The Miami University Art Museum has made efforts to achieve a larger audience. The museum’s new museum curator, Jason Shaiman, hopes to create exhibitions appealing to all students to push the museum in a positive direction.
Robert Wicks, museum director, said he looks forward to working with Shaiman.
“I thought he had some wonderful new ideas about ways of approaching exhibitions,” Wicks said. “Since he is younger himself, I think he knows what is going on in the younger minds and will be able to use that effectively.”
Shaiman plans to reach out to students of all majors.
“I want to develop more exhibits that can connect with a variety of departments on campus and a variety of academic disciplines, reaching out beyond just exhibitions that correlate with the art department,” Shaiman said.
Shaiman’s first series deals with identity in art and will open Jan. 11. There will be approximately six different programs in conjunction with the exhibit, including a faculty panel discussion that will incorporate professors from art history, psychology, sociology and theatre.
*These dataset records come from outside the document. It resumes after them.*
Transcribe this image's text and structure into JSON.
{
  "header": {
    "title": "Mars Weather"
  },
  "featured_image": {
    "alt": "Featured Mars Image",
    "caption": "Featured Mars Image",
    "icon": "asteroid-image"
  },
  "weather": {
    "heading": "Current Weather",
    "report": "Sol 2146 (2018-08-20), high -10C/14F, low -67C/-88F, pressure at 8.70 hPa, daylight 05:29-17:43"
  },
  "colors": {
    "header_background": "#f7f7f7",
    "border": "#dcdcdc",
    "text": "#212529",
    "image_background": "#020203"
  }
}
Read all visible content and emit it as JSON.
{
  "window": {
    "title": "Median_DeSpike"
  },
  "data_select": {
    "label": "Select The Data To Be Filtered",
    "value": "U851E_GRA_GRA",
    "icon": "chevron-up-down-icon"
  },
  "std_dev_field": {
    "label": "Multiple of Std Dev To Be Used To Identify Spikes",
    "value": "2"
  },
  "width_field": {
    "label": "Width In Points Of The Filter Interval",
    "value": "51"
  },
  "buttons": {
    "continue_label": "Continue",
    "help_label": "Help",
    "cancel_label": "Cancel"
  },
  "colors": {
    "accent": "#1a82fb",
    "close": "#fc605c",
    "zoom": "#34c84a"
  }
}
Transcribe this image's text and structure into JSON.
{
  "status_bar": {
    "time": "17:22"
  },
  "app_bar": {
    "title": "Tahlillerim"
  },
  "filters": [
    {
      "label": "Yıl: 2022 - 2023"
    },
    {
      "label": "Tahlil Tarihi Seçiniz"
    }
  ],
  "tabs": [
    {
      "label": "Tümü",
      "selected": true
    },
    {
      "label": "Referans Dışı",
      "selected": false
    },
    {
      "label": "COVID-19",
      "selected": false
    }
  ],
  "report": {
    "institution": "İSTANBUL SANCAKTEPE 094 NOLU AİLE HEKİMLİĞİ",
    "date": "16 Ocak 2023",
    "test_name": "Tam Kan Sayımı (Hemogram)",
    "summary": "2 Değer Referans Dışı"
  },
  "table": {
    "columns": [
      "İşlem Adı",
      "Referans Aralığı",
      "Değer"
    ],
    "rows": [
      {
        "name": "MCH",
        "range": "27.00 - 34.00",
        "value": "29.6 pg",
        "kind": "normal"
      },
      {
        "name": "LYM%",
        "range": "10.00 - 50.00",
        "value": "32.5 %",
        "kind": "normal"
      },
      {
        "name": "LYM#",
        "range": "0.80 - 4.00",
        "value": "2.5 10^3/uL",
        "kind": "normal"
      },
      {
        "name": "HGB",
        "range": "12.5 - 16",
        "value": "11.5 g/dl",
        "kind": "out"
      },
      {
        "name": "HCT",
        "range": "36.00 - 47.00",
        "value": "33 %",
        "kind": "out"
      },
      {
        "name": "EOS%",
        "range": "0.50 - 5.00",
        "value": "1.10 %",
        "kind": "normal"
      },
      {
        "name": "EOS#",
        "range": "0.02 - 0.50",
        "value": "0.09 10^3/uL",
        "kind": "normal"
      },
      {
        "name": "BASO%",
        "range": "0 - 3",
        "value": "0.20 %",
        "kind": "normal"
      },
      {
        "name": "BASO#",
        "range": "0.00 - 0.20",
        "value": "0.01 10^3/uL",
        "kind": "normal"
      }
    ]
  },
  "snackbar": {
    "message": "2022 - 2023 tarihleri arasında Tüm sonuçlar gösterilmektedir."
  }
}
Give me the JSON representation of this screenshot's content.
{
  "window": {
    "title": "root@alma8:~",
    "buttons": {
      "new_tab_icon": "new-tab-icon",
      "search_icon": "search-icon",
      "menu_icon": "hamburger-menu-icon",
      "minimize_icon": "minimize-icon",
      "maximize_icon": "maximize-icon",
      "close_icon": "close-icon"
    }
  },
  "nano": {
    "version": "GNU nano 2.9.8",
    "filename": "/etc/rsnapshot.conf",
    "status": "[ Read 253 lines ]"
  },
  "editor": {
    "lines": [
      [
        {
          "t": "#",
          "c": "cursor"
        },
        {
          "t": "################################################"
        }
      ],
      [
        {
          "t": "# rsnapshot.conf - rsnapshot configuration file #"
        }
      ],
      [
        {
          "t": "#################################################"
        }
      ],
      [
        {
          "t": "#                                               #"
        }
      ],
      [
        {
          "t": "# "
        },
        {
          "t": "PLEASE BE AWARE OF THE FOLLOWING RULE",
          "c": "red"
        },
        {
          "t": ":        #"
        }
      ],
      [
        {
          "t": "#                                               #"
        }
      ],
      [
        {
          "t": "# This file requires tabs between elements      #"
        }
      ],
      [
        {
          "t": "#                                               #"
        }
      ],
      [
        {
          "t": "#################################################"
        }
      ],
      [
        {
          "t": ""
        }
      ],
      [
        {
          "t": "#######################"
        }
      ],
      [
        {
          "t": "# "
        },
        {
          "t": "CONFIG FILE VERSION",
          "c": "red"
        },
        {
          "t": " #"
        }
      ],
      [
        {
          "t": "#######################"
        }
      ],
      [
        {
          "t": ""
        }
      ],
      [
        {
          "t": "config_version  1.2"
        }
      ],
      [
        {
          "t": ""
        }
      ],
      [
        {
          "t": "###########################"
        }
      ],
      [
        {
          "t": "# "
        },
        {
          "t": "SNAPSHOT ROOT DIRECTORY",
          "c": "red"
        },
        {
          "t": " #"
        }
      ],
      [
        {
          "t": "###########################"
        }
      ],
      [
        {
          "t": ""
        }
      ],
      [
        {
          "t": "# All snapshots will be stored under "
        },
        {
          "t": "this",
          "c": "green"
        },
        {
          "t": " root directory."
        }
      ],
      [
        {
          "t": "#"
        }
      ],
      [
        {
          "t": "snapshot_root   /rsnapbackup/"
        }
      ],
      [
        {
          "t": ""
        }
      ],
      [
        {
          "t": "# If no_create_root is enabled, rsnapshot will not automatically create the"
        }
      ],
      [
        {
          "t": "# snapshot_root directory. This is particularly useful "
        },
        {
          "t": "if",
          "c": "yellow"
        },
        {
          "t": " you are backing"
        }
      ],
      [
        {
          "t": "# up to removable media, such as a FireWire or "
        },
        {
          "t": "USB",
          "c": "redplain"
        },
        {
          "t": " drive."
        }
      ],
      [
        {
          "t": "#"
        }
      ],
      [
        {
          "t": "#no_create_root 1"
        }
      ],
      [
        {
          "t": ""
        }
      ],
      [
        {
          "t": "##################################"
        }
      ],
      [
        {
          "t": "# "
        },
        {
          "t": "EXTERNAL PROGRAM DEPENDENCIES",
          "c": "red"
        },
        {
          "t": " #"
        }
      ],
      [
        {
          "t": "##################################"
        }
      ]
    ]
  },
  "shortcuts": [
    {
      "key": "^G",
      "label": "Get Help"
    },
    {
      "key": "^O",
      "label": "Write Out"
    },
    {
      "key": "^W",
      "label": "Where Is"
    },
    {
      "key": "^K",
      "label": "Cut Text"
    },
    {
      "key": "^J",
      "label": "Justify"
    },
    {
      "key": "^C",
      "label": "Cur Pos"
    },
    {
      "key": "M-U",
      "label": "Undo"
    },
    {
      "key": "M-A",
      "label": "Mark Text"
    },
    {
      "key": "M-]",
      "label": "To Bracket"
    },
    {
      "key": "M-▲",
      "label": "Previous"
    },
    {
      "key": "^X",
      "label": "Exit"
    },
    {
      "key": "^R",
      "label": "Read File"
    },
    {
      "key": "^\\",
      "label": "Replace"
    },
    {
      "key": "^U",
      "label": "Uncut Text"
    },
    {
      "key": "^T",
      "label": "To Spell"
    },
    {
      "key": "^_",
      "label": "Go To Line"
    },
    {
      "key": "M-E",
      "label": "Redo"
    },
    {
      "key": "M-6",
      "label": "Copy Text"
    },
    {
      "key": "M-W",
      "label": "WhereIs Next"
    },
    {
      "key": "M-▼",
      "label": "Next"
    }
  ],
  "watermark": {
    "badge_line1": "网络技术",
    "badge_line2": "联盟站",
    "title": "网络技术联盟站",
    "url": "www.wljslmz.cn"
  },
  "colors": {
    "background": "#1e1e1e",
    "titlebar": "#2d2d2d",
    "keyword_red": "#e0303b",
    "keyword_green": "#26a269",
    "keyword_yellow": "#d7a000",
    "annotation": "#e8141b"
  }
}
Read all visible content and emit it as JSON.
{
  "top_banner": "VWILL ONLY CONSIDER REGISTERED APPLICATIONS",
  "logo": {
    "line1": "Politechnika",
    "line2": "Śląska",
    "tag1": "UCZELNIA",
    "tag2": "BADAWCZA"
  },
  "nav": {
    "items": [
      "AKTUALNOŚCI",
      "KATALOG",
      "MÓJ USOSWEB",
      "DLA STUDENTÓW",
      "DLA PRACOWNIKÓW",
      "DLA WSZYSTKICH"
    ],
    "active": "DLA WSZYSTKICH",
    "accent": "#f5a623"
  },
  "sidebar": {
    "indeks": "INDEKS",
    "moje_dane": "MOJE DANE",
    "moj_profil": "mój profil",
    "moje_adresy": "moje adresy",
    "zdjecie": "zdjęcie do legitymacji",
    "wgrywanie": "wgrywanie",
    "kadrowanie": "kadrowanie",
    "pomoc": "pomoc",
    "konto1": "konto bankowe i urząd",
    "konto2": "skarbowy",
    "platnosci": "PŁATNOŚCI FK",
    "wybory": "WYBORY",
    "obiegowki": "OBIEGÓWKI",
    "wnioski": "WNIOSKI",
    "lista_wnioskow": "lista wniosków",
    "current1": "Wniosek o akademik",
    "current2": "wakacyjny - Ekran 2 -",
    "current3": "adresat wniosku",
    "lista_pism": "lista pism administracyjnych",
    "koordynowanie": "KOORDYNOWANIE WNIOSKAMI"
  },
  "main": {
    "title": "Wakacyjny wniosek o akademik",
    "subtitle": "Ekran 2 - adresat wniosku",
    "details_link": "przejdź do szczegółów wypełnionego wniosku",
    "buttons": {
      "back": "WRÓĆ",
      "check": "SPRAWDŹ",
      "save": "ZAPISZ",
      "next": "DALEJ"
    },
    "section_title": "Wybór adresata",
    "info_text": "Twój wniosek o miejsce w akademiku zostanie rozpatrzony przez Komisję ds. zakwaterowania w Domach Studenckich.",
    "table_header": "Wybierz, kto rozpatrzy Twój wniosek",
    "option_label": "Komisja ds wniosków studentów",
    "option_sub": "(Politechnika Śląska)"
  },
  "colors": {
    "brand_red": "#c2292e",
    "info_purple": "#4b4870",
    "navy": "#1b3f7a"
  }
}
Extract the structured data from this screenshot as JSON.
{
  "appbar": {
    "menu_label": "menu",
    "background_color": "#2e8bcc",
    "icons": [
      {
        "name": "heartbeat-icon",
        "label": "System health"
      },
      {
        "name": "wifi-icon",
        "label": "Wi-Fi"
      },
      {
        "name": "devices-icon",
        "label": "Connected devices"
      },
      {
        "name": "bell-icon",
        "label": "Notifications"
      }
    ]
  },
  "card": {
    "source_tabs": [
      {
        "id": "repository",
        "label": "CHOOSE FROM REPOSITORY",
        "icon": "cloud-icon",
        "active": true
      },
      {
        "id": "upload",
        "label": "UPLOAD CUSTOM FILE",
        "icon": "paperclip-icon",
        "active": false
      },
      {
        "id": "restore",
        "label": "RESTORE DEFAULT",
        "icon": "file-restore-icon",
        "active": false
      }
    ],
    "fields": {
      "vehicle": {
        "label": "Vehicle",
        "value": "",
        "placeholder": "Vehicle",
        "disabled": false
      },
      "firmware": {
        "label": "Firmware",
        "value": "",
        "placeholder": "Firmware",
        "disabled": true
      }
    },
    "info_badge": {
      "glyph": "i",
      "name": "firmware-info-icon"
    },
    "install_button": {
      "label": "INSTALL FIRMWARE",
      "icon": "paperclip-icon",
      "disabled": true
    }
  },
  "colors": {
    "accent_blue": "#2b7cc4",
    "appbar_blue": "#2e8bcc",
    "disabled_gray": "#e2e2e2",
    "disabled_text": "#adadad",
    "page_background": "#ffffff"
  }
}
The museum recently used a special event to attract a variety of students. Oct. 28, the museum hosted a Mad Hatter Student Appreciation party with an attendance of 352 students. The museum hopes to host a similar event in the spring. Wicks was pleased with the attendance, which doubled his expectation.
“The goal was to attract students who are not normal museum-goers to help them see what things of interest are going on in the museum,” Wicks said.
Additional efforts to expand their audience include the use of a $20,000 grant from the National Endowment for the Arts to experiment with social media to promote attendance at events. Students will use virtual marketing to show student artwork and create student interest to come to the museum. Art students will begin working on this project in the spring semester.
Wicks said the isolated location of the museum is a common issue among campus art museums.
“Students have a hard time getting through the door,” Wicks said.
Junior Sarah Anderson was surprised by the art museum when she visited.
“I had to go to the art museum for a class requirement, (and) I was impressed to see such high quality work,” Anderson said. “The location can be inconvenient, but once you’re inside it is worth the hike.”
The museum currently houses 16,000 works of art from all over the world with five galleries to display the artwork.
“The museum is a great place to come if you are wanting a good experience, to find out a little more about cultural tradition or just looking at beautiful things,” Wicks said.